Even amongst this ugly aftermath, I trusted that we would make things right. We had weapons to find and a Democracy to build.
A few weeks after the carrier landing, President Bush told Polish TV that, “We found the weapons of mass destruction” upon the discovery of two suspicious trailers. It turned out that they were mobile hydrogen plants for filling artillery-targeting balloons and were sold to Iraq by Britain. This would be only the first of many false WMD positives. All the while, US troops were fighting, dying and having their tours extended.
We were promised that - things would calm down after Saddam was captured, - the insurgents were primarily “foreign” fighters who poured in from other countries, - the new provisional Iraqi government would allow the Iraqis to handle their own security concerns, and many other tales that have not turned out.
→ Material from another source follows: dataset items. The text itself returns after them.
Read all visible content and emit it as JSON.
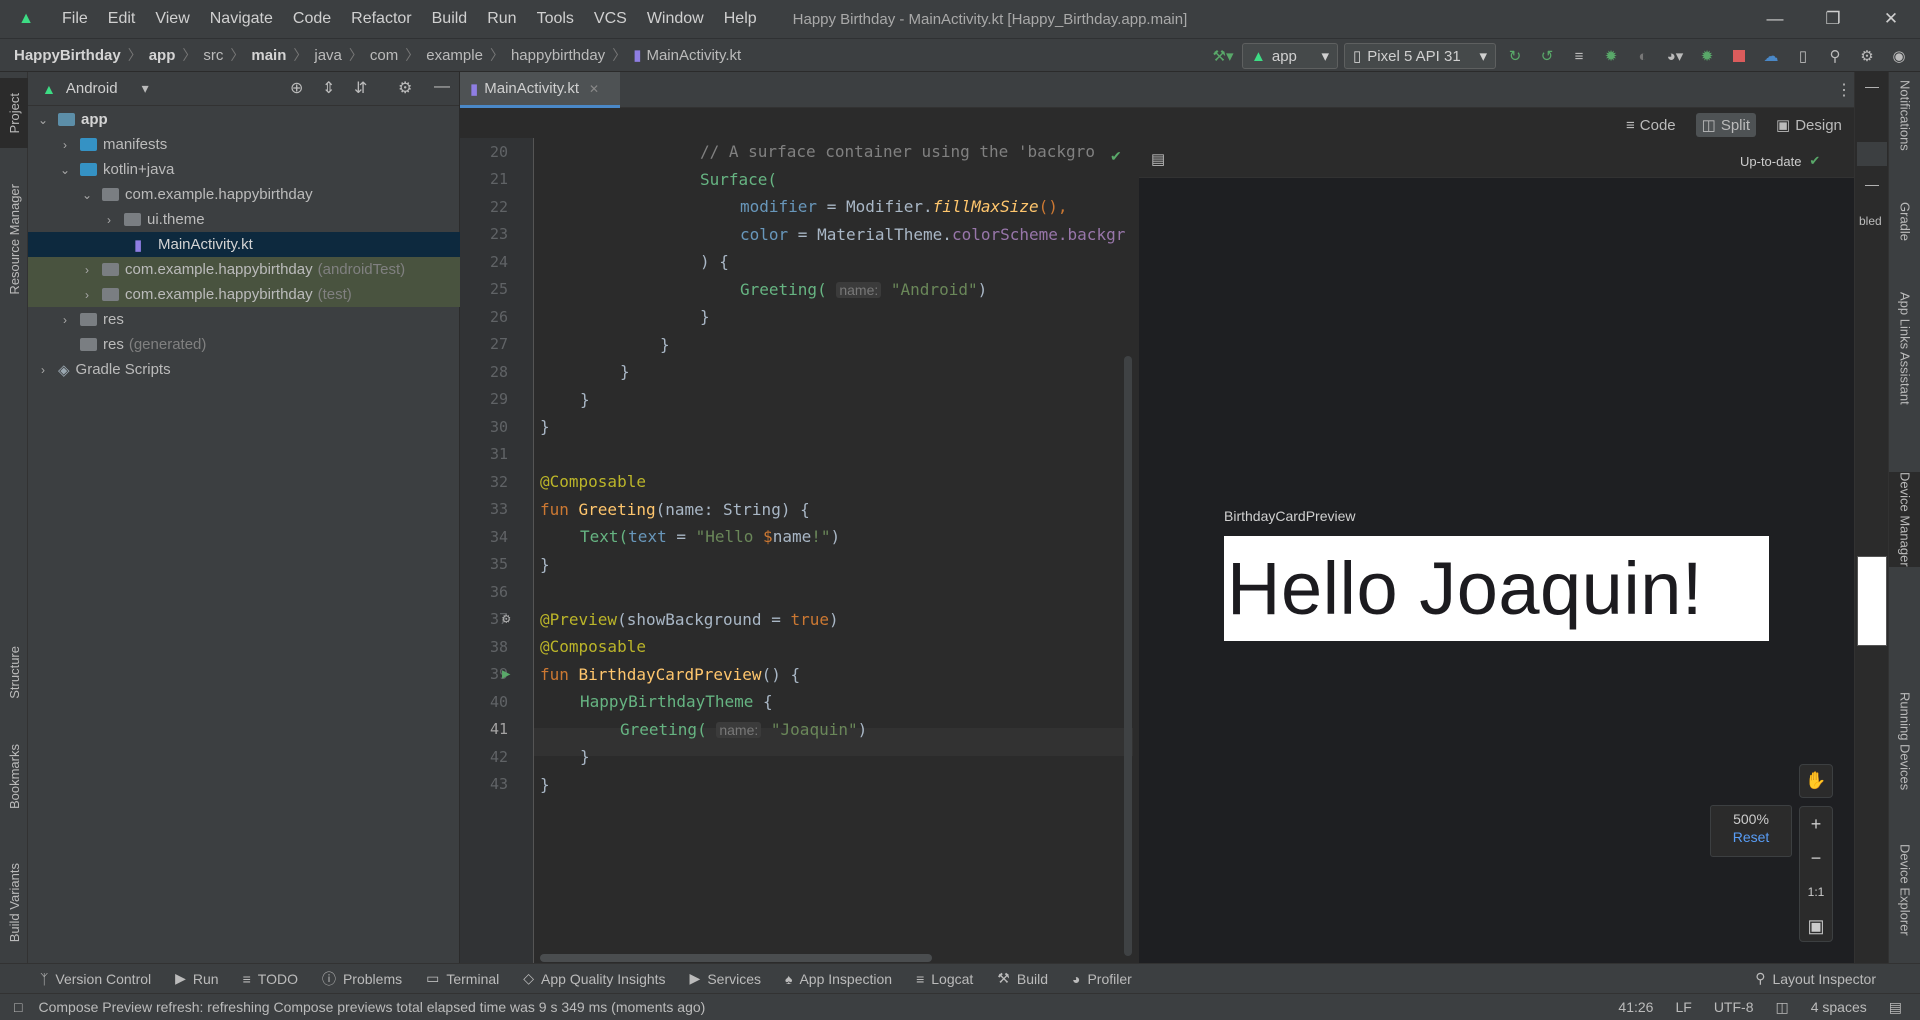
{
  "menu": [
    "File",
    "Edit",
    "View",
    "Navigate",
    "Code",
    "Refactor",
    "Build",
    "Run",
    "Tools",
    "VCS",
    "Window",
    "Help"
  ],
  "window_title": "Happy Birthday - MainActivity.kt [Happy_Birthday.app.main]",
  "breadcrumbs": [
    "HappyBirthday",
    "app",
    "src",
    "main",
    "java",
    "com",
    "example",
    "happybirthday",
    "MainActivity.kt"
  ],
  "toolbar": {
    "run_config": "app",
    "device": "Pixel 5 API 31"
  },
  "left_tabs": {
    "project": "Project",
    "resource_manager": "Resource Manager",
    "structure": "Structure",
    "bookmarks": "Bookmarks",
    "build_variants": "Build Variants"
  },
  "project_panel": {
    "view_mode": "Android",
    "tree": [
      {
        "label": "app",
        "extra": ""
      },
      {
        "label": "manifests",
        "extra": ""
      },
      {
        "label": "kotlin+java",
        "extra": ""
      },
      {
        "label": "com.example.happybirthday",
        "extra": ""
      },
      {
        "label": "ui.theme",
        "extra": ""
      },
      {
        "label": "MainActivity.kt",
        "extra": ""
      },
      {
        "label": "com.example.happybirthday",
        "extra": "(androidTest)"
      },
      {
        "label": "com.example.happybirthday",
        "extra": "(test)"
      },
      {
        "label": "res",
        "extra": ""
      },
      {
        "label": "res",
        "extra": "(generated)"
      },
      {
        "label": "Gradle Scripts",
        "extra": ""
      }
    ]
  },
  "editor": {
    "tab_label": "MainActivity.kt",
    "line_numbers": [
      "20",
      "21",
      "22",
      "23",
      "24",
      "25",
      "26",
      "27",
      "28",
      "29",
      "30",
      "31",
      "32",
      "33",
      "34",
      "35",
      "36",
      "37",
      "38",
      "39",
      "40",
      "41",
      "42",
      "43"
    ],
    "current_line": "41"
  },
  "code": {
    "l20": "// A surface container using the 'backgro",
    "l21": "Surface(",
    "l22_a": "modifier",
    "l22_b": " = Modifier.",
    "l22_c": "fillMaxSize",
    "l22_d": "(),",
    "l23_a": "color",
    "l23_b": " = MaterialTheme.",
    "l23_c": "colorScheme",
    "l23_d": ".backgr",
    "l24": ") {",
    "l25_a": "Greeting(",
    "l25_hint": "name:",
    "l25_str": "\"Android\"",
    "l25_end": ")",
    "brace": "}",
    "l32": "@Composable",
    "l33_kw": "fun ",
    "l33_fn": "Greeting",
    "l33_rest": "(name: String) {",
    "l34_a": "Text(",
    "l34_b": "text",
    "l34_c": " = ",
    "l34_d": "\"Hello ",
    "l34_e": "$",
    "l34_f": "name",
    "l34_g": "!\"",
    "l34_h": ")",
    "l37_a": "@Preview",
    "l37_b": "(showBackground = ",
    "l37_c": "true",
    "l37_d": ")",
    "l38": "@Composable",
    "l39_kw": "fun ",
    "l39_fn": "BirthdayCardPreview",
    "l39_rest": "() {",
    "l40_a": "HappyBirthdayTheme",
    "l40_b": " {",
    "l41_a": "Greeting(",
    "l41_hint": "name:",
    "l41_str": "\"Joaquin\"",
    "l41_end": ")"
  },
  "preview": {
    "modes": [
      "Code",
      "Split",
      "Design"
    ],
    "active_mode": "Split",
    "status": "Up-to-date",
    "composable_name": "BirthdayCardPreview",
    "rendered_text": "Hello Joaquin!",
    "zoom": "500%",
    "reset": "Reset",
    "one_to_one": "1:1",
    "partial_label": "bled"
  },
  "right_tabs": {
    "notifications": "Notifications",
    "gradle": "Gradle",
    "app_links": "App Links Assistant",
    "device_manager": "Device Manager",
    "running_devices": "Running Devices",
    "device_explorer": "Device Explorer"
  },
  "bottom_tools": [
    "Version Control",
    "Run",
    "TODO",
    "Problems",
    "Terminal",
    "App Quality Insights",
    "Services",
    "App Inspection",
    "Logcat",
    "Build",
    "Profiler"
  ],
  "layout_inspector": "Layout Inspector",
  "status": {
    "message": "Compose Preview refresh: refreshing Compose previews total elapsed time was 9 s 349 ms (moments ago)",
    "position": "41:26",
    "line_sep": "LF",
    "encoding": "UTF-8",
    "indent": "4 spaces"
  },
  "colors": {
    "accent": "#4a88c7",
    "android_green": "#3ddc84",
    "selection": "#0d293e"
  }
}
It has been a year and a half since the wishful thinking of the USS Lincoln speech. We now know that - there were no weapons, - Saddam had nothing to do with Al Qaeda and 9/11, - over 1000 American troops have been killed so far in the ongoing war (900 since the speech!) as well as hundreds of Iraqi civilians deaths each month.
And now the President is asserting that, even with the benefit of hindsight, he would do it all exactly the same way again. It pains me to say that I no longer trust that our Commander in Chief has a clue about what to do in Iraq, let alone how to do it. So, if I am ever asked whether I regret my support for this misguided war, I will answer solemnly, “Absolutely.”